4-3 How Neurons Integrate Information

A neuron’s extensive dendritic tree is covered with spines, and through them it can establish more than 50,000 connections from other neurons. Lying between its dendritic tree and axon, a neuron’s cell body, too, can receive multiple connections. Nerve impulses traveling from other neurons to each of these synaptic locations bombard the receiving neuron with excitatory and inhibitory inputs.

Neurons that receive more than one kind of input sum up the information they get.

In the 1960s, John C. Eccles (1965) and his students performed experiments that helped to answer the question, how does the neuron integrate such an enormous array of inputs into a nerve impulse? Rather than recording from the giant axon of a squid, Eccles recorded from the cell bodies of large motor neurons in the vertebrate spinal cord. In doing so, he refined the electrical stimulating and recording techniques first developed for studying squid axons (see Section 4-1). Eccles received the Nobel Prize in Physiology or Medicine in 1963.

Motor neurons, for example, receive input from multiple sources. A spinal cord motor neuron has an extensive dendritic tree with as many as 20 main branches that subdivide numerous times and are covered with dendritic spines. Input from the skin, joints, muscles, spinal cord, and brain make motor cells ideal for studying how a neuron responds to diverse inputs.

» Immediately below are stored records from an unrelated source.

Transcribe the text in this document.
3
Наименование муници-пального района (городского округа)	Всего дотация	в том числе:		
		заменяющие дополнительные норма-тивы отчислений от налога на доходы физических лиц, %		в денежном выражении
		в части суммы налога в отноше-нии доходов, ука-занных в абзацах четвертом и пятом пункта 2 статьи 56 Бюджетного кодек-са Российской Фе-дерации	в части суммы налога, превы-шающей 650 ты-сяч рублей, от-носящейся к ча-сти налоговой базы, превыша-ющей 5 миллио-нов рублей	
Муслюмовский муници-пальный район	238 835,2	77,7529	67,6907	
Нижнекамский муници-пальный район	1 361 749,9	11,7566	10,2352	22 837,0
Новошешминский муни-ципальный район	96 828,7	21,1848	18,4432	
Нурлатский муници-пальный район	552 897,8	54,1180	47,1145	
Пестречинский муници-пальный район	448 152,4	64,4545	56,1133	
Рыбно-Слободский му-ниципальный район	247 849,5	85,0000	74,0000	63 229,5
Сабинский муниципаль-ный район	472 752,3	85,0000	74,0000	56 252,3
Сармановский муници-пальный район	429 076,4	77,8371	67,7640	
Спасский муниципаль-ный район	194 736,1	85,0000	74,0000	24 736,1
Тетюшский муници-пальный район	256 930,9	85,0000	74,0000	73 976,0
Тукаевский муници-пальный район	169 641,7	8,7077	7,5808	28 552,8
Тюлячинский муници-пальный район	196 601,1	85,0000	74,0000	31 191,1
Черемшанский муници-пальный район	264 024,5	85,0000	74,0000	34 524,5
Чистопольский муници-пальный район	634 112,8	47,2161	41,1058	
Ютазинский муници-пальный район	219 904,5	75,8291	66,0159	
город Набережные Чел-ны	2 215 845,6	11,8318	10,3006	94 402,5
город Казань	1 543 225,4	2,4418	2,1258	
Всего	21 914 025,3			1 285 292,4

Each motor neuron sends its axon directly to a muscle. The motor neuron is the final common pathway the nervous system takes to produce behavior.

Excitatory and Inhibitory Postsynaptic Potentials

To study motor neuron activity, Eccles inserted a microelectrode into a vertebrate’s spinal cord until the tip was in or right beside a motor neuron’s cell body. He then placed stimulating electrodes on sensory nerve fiber axons entering the spinal cord. By teasing apart the incoming sensory fibers, he was able to stimulate one nerve fiber at a time.

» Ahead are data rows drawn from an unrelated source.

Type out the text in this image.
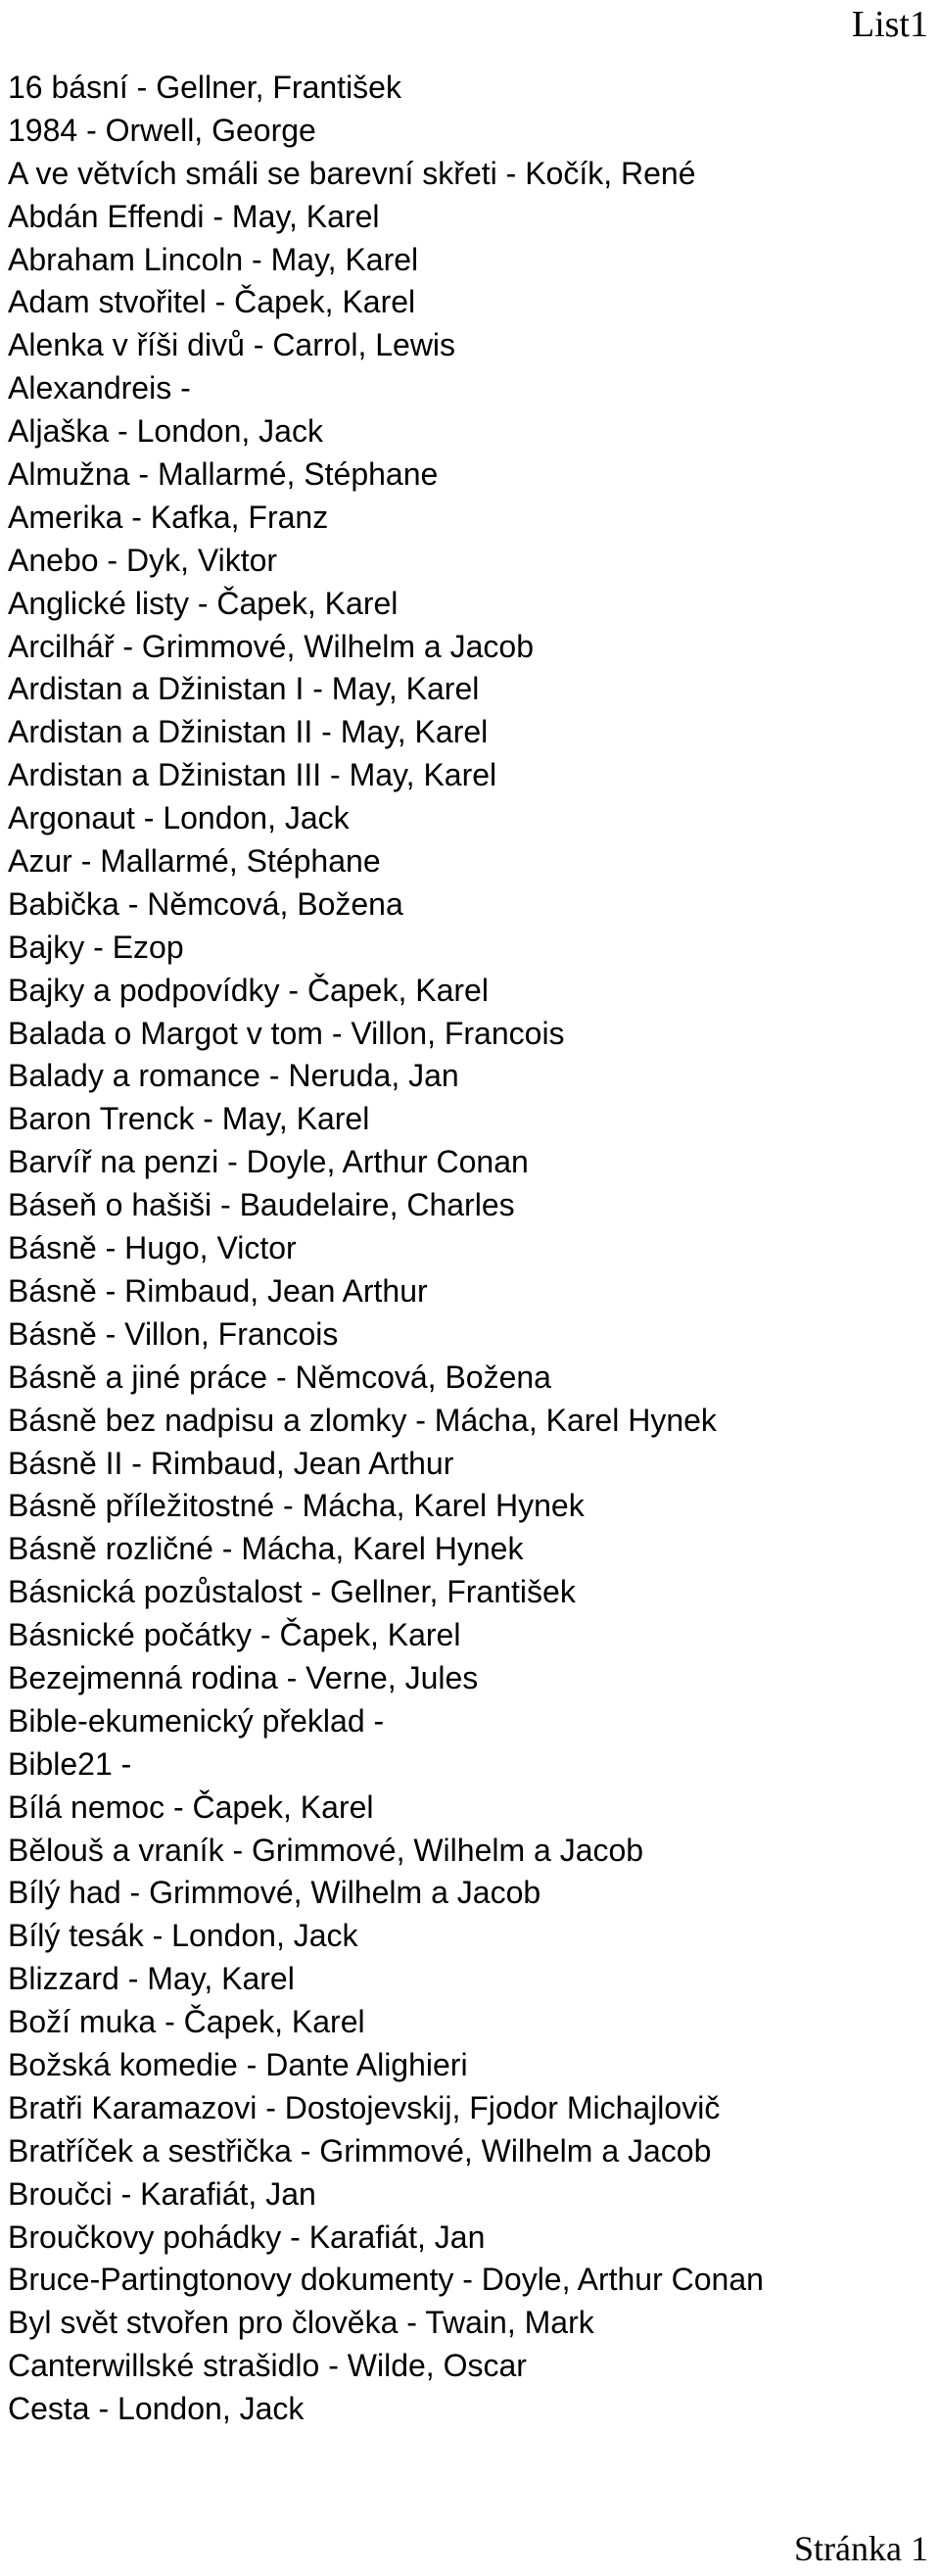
List1
16 básní - Gellner, František
1984 - Orwell, George
A ve větvích smáli se barevní skřeti - Kočík, René
Abdán Effendi - May, Karel
Abraham Lincoln - May, Karel
Adam stvořitel - Čapek, Karel
Alenka v říši divů - Carrol, Lewis
Alexandreis -
Aljaška - London, Jack
Almužna - Mallarmé, Stéphane
Amerika - Kafka, Franz
Anebo - Dyk, Viktor
Anglické listy - Čapek, Karel
Arcilhář - Grimmové, Wilhelm a Jacob
Ardistan a Džinistan I - May, Karel
Ardistan a Džinistan II - May, Karel
Ardistan a Džinistan III - May, Karel
Argonaut - London, Jack
Azur - Mallarmé, Stéphane
Babička - Němcová, Božena
Bajky - Ezop
Bajky a podpovídky - Čapek, Karel
Balada o Margot v tom - Villon, Francois
Balady a romance - Neruda, Jan
Baron Trenck - May, Karel
Barvíř na penzi - Doyle, Arthur Conan
Báseň o hašiši - Baudelaire, Charles
Básně - Hugo, Victor
Básně - Rimbaud, Jean Arthur
Básně - Villon, Francois
Básně a jiné práce - Němcová, Božena
Básně bez nadpisu a zlomky - Mácha, Karel Hynek
Básně II - Rimbaud, Jean Arthur
Básně příležitostné - Mácha, Karel Hynek
Básně rozličné - Mácha, Karel Hynek
Básnická pozůstalost - Gellner, František
Básnické počátky - Čapek, Karel
Bezejmenná rodina - Verne, Jules
Bible-ekumenický překlad -
Bible21 -
Bílá nemoc - Čapek, Karel
Bělouš a vraník - Grimmové, Wilhelm a Jacob
Bílý had - Grimmové, Wilhelm a Jacob
Bílý tesák - London, Jack
Blizzard - May, Karel
Boží muka - Čapek, Karel
Božská komedie - Dante Alighieri
Bratři Karamazovi - Dostojevskij, Fjodor Michajlovič
Bratříček a sestřička - Grimmové, Wilhelm a Jacob
Broučci - Karafiát, Jan
Broučkovy pohádky - Karafiát, Jan
Bruce-Partingtonovy dokumenty - Doyle, Arthur Conan
Byl svět stvořen pro člověka - Twain, Mark
Canterwillské strašidlo - Wilde, Oscar
Cesta - London, Jack
Stránka 1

Figure 2-29A diagrams the human spinal cord in cross section.

Experiment 4-1 diagrams the experimental setup Eccles used. As shown at the left in the Procedures section, stimulating some incoming sensory fibers produced a depolarizing graded potential (reduced the charge) on the membrane of the motor neuron to which these fibers were connected. Eccles called these graded potentials excitatory postsynaptic potentials (EPSPs). As graphed at left in the Results section, EPSPs reduce the charge on the membrane toward the threshold level and increase the likelihood that an action potential will result.

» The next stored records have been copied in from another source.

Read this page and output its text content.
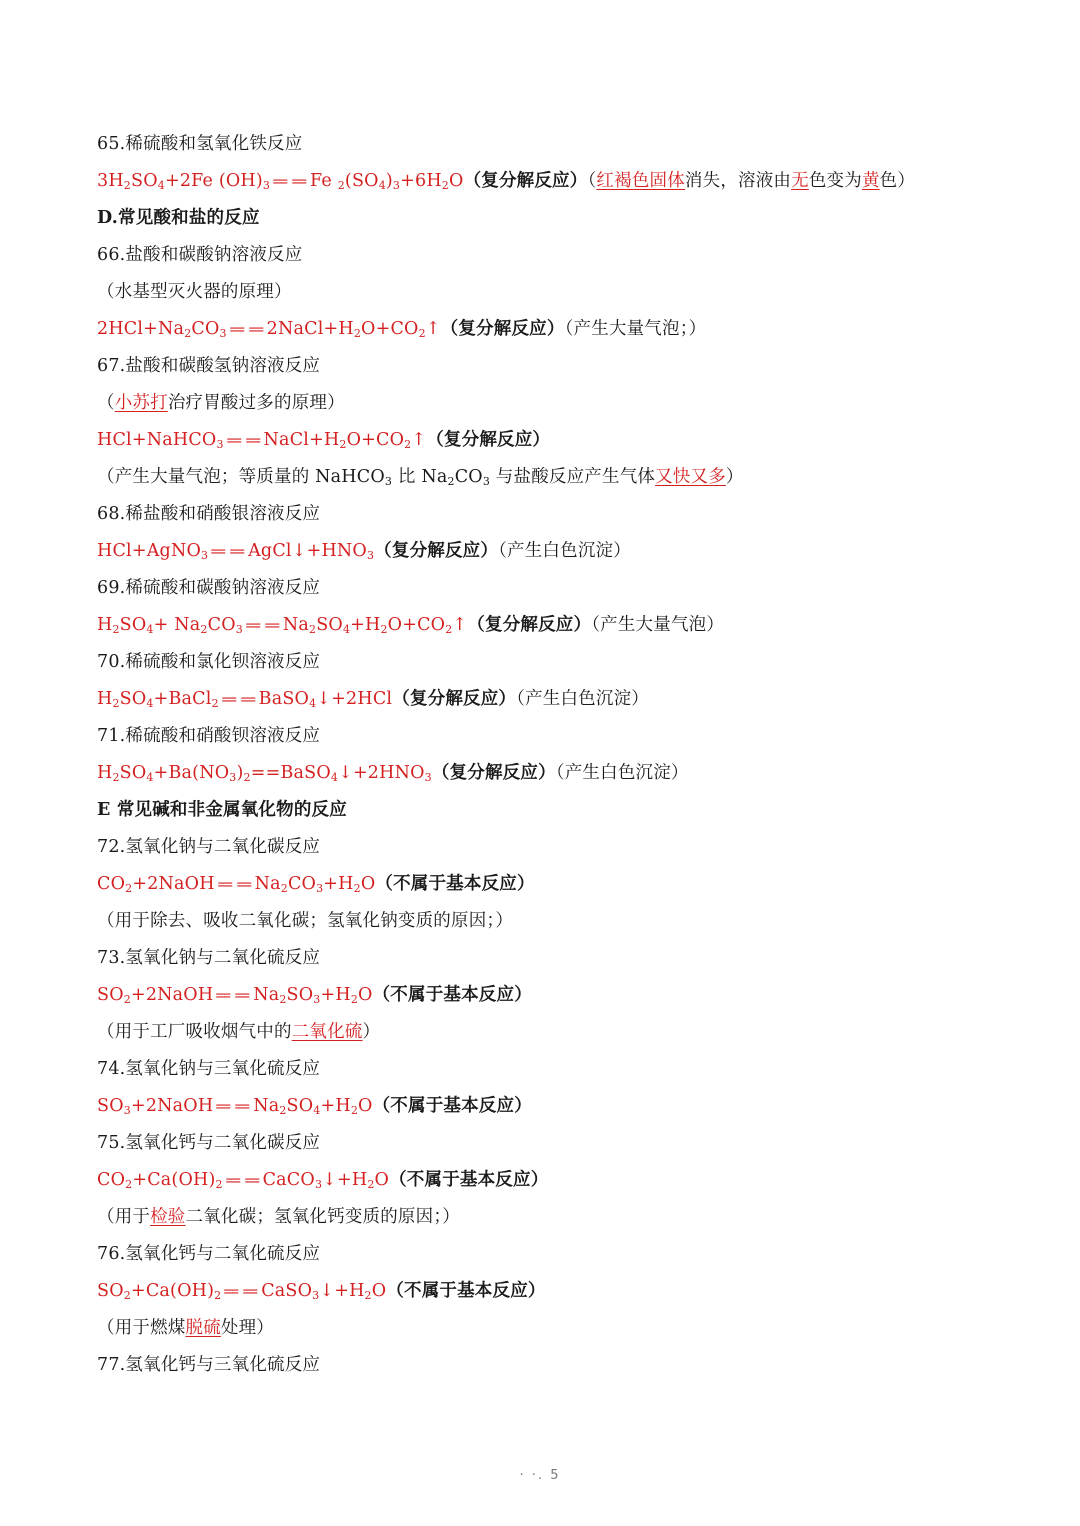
65.稀硫酸和氢氧化铁反应
$3H_2SO_4+2Fe$ $(OH)_3==Fe$ $_2(SO_4)_3+6H_2O$（复分解反应）（红褐色固体消失，溶液由无色变为黄色）
D.常见酸和盐的反应
66.盐酸和碳酸钠溶液反应
（水基型灭火器的原理）
$2HCl+Na_2CO_3==2NaCl+H_2O+CO_2↑$（复分解反应）（产生大量气泡；）
67.盐酸和碳酸氢钠溶液反应
（小苏打治疗胃酸过多的原理）
$HCl+NaHCO_3==NaCl+H_2O+CO_2↑$（复分解反应）
（产生大量气泡；等质量的 NaHCO$_3$ 比 $Na_2CO_3$ 与盐酸反应产生气体又快又多）
68.稀盐酸和硝酸银溶液反应
$HCl+AgNO_3==AgCl↓+HNO_3$（复分解反应）（产生白色沉淀）
69.稀硫酸和碳酸钠溶液反应
$H_2SO_4+$ $Na_2CO_3==Na_2SO_4+H_2O+CO_2↑$（复分解反应）（产生大量气泡）
70.稀硫酸和氯化钡溶液反应
$H_2SO_4+BaCl_2==BaSO_4↓+2HCl$（复分解反应）（产生白色沉淀）
71.稀硫酸和硝酸钡溶液反应
$H_2SO_4+Ba(NO_3)_2==BaSO_4↓+2HNO_3$（复分解反应）（产生白色沉淀）
E 常见碱和非金属氧化物的反应
72.氢氧化钠与二氧化碳反应
$CO_2+2NaOH==Na_2CO_3+H_2O$（不属于基本反应）
（用于除去、吸收二氧化碳；氢氧化钠变质的原因；）
73.氢氧化钠与二氧化硫反应
$SO_2+2NaOH==Na_2SO_3+H_2O$（不属于基本反应）
（用于工厂吸收烟气中的二氧化硫）
74.氢氧化钠与三氧化硫反应
$SO_3+2NaOH==Na_2SO_4+H_2O$（不属于基本反应）
75.氢氧化钙与二氧化碳反应
$CO_2+Ca(OH)_2==CaCO_3↓+H_2O$（不属于基本反应）
（用于检验二氧化碳；氢氧化钙变质的原因；）
76.氢氧化钙与二氧化硫反应
$SO_2+Ca(OH)_2==CaSO_3↓+H_2O$（不属于基本反应）
（用于燃煤脱硫处理）
77.氢氧化钙与三氧化硫反应
· ·. 5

At the right in the Procedures section, when Eccles stimulated other incoming sensory fibers, he produced a hyperpolarizing graded potential (increased the charge) on the receiving motor neuron membrane. Eccles called these graded potentials inhibitory postsynaptic potentials (IPSPs). As graphed at the right in the Results section, IPSPs increase the charge on the membrane away from the threshold level and decrease the likelihood that an action potential will result.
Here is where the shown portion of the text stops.